Pensamentos soltos IV: Paz Podre

 Fotografia de Pedro Fonseca

A minha avó era uma mulher de fé. A sua igreja ficava num dos seminários de Coimbra. No terreno, uma pequena horta e pomar dava, por vezes, em excesso. Nada se estragava. Os devotos levavam sempre mais do que a homilia nos ouvidos. Levavam sacos nas mãos, com fruta comprada por preços meramente simbólicos. Em alguns casos, o padre chegava a oferecer, para que não se estragasse.

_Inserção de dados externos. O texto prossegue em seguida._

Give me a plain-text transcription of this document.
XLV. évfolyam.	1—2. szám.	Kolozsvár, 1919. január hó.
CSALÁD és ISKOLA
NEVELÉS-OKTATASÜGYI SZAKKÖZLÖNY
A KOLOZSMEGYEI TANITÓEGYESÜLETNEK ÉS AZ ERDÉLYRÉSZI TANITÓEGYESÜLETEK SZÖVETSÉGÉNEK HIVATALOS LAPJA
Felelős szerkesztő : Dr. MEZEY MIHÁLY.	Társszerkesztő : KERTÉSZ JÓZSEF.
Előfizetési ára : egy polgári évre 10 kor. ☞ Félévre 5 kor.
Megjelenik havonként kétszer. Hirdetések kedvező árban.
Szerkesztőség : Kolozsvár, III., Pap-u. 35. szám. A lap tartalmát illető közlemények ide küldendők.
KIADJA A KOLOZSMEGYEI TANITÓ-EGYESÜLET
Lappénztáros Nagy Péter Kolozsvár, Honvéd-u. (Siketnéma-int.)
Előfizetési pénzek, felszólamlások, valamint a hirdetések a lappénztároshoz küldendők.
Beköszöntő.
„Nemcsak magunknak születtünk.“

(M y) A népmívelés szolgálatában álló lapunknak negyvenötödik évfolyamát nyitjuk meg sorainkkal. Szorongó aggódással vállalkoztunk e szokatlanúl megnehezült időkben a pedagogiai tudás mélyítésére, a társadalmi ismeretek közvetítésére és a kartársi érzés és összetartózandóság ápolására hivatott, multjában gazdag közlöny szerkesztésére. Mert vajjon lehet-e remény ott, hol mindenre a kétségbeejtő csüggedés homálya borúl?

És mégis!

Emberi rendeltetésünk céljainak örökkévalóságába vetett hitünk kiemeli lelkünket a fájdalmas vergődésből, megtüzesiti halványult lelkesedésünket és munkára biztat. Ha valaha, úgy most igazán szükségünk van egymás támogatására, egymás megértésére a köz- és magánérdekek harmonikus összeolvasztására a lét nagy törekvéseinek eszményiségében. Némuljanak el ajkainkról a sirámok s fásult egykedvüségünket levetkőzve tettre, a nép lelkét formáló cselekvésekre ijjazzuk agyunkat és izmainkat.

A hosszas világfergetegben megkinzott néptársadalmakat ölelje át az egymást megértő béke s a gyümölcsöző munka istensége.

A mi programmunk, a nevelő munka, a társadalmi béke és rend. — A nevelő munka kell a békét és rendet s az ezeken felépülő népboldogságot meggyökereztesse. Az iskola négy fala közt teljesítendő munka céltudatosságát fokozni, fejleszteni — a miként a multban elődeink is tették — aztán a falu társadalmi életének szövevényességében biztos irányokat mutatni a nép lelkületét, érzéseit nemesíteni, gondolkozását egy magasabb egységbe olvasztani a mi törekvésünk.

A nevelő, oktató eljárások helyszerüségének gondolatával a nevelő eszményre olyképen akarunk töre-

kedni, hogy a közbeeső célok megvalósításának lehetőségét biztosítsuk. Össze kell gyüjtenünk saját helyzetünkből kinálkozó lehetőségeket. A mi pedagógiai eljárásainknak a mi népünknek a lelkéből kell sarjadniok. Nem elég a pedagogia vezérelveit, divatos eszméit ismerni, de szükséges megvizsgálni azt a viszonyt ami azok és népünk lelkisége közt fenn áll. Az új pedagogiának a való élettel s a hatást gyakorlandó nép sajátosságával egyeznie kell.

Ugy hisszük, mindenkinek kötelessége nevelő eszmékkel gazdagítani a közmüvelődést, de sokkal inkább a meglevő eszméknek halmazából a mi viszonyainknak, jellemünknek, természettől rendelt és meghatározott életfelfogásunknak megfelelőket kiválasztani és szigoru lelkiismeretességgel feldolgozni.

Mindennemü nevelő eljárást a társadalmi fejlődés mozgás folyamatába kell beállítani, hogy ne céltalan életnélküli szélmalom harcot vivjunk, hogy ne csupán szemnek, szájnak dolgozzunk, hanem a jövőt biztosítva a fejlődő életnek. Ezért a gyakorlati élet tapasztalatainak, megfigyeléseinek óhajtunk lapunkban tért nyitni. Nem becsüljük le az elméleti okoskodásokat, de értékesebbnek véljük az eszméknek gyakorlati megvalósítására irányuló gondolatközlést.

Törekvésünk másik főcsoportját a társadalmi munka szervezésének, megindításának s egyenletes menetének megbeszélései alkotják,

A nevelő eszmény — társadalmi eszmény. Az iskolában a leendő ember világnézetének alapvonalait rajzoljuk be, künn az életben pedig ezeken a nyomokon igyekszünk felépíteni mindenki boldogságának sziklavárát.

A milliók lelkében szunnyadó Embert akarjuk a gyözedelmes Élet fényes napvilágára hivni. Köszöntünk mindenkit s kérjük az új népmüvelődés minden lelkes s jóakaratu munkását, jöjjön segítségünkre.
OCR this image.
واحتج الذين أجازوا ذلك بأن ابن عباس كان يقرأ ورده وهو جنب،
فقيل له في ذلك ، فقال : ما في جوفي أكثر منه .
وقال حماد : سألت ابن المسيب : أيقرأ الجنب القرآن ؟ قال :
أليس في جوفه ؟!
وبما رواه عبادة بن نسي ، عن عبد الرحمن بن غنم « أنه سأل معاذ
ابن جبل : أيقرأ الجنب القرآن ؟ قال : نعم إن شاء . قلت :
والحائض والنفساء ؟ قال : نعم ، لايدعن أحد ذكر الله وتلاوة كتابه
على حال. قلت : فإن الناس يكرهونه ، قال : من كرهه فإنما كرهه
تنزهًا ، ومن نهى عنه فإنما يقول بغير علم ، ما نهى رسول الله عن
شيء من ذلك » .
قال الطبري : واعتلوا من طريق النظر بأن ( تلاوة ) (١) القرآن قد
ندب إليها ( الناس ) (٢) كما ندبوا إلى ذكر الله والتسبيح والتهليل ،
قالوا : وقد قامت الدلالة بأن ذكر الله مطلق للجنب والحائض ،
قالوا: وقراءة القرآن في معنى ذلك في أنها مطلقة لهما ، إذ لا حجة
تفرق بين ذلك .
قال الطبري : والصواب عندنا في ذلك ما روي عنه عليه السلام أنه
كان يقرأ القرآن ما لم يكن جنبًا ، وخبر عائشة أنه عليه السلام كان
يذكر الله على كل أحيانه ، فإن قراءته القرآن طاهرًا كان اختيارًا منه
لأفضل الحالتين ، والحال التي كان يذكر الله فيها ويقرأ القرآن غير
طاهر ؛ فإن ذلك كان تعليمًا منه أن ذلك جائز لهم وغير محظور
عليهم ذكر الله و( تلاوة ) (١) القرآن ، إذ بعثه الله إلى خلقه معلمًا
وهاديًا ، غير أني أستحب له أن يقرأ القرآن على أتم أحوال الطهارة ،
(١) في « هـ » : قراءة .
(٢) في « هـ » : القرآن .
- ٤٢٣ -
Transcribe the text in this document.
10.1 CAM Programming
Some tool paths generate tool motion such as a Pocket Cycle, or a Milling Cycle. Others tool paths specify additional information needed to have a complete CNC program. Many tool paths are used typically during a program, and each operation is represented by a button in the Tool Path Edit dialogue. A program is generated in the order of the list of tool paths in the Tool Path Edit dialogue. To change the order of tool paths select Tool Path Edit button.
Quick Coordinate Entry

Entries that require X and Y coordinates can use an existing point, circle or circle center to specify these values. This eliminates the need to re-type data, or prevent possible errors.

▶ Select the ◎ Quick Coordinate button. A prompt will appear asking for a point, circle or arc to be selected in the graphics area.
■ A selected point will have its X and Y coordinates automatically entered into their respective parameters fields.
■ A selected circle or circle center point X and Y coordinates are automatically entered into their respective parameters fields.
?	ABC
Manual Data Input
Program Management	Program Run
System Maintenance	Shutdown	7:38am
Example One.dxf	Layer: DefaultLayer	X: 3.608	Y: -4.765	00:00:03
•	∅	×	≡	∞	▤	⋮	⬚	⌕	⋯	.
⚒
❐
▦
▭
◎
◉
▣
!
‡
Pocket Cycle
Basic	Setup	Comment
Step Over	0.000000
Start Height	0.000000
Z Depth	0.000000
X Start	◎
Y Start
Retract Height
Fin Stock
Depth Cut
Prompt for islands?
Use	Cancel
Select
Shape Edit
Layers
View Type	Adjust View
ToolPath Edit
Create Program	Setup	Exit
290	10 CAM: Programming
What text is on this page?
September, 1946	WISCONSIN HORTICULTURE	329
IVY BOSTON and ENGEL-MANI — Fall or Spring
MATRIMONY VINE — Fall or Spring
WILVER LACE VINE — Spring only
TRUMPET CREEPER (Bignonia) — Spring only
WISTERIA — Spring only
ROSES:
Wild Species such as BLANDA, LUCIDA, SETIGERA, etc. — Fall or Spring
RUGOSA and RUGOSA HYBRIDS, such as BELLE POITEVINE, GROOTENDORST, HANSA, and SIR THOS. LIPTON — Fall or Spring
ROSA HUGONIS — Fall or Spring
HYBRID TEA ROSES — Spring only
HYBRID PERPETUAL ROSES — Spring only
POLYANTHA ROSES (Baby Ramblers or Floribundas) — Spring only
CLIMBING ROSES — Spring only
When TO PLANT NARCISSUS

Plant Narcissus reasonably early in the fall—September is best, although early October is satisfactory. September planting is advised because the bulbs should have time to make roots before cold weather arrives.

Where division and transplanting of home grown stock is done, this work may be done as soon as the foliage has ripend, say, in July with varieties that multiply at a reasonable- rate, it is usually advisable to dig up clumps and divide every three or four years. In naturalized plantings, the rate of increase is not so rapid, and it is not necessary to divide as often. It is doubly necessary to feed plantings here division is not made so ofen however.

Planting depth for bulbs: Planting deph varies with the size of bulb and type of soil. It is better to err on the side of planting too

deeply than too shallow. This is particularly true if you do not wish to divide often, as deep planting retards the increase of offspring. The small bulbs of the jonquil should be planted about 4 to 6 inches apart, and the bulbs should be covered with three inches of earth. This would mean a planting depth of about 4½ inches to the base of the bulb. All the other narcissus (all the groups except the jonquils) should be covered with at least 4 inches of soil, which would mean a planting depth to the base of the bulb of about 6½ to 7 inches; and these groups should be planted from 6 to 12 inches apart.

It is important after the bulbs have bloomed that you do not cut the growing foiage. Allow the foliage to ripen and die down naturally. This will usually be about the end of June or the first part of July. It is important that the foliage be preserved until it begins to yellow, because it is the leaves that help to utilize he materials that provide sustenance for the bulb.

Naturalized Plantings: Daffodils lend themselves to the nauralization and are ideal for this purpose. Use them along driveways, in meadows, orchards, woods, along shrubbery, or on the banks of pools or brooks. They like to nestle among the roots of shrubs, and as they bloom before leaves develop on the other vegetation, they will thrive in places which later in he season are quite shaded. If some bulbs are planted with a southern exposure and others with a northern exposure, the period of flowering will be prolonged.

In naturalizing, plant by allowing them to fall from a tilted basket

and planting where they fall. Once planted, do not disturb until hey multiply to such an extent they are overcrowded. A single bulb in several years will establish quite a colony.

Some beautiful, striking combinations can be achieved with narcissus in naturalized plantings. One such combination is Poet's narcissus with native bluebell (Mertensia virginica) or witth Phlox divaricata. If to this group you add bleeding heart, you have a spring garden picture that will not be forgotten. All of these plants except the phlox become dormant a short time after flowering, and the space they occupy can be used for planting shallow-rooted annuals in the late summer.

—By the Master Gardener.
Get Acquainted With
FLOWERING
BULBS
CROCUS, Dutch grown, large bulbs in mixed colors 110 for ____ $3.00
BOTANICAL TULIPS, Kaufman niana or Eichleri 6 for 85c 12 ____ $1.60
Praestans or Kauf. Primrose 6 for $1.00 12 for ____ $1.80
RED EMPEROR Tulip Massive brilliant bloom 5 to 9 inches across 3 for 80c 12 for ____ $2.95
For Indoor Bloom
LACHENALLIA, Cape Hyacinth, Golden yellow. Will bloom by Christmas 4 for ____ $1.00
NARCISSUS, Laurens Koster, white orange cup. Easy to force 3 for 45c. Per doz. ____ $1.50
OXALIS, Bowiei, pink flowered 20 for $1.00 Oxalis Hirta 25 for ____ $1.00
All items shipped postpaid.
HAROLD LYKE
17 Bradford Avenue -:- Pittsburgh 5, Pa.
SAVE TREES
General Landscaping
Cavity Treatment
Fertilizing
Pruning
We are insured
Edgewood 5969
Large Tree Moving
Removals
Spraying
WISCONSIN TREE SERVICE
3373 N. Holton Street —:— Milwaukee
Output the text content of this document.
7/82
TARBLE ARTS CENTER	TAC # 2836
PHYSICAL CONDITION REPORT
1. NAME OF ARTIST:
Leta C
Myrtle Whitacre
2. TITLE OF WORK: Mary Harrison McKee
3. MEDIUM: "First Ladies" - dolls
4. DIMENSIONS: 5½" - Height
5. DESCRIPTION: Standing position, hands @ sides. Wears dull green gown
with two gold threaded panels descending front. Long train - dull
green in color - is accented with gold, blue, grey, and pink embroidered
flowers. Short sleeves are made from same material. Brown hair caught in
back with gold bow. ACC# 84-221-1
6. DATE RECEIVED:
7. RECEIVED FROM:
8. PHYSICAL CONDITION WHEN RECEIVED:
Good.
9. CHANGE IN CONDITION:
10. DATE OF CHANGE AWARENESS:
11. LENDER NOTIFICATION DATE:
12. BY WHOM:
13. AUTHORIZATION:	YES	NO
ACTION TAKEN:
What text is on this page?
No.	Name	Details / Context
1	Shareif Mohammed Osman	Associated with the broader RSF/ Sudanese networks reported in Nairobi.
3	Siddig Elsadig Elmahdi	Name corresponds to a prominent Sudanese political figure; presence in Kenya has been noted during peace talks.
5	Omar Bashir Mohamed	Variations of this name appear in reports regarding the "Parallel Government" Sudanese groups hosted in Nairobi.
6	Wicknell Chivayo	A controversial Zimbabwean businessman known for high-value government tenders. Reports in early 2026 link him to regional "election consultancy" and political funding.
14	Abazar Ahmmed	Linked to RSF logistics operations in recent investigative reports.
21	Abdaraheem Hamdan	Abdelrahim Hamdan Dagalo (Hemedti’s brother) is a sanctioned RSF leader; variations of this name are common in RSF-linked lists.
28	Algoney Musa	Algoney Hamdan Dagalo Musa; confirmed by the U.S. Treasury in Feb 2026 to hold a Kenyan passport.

Lembro-me de estar em casa, pagã como sou, e da entrada sorridente dela, pousando um saco na mesa.

- Hoje, na igreja, deram-me tangerinas.

E logo o meu humor sobrepôs o politicamente correto.

- Então?! Acabaram as hóstias?

Ela olhou-me chocada durante alguns segundos. Depois riu-se. Almoçámos. A leveza de quem encontra a fé na partilha do Amor. Porque apenas o Amor é sagrado.

 

 

 

Não é muito frequente que as igrejas sejam como aquela que a minha avó frequentava. Dos meus tempos de frequência obrigatória nesses templos que me destinaram sem que os escolhesse, lembro-me mais vezes de me pedirem que desse algo, fosse tempo ou dinheiro, do que de me darem alguma coisa.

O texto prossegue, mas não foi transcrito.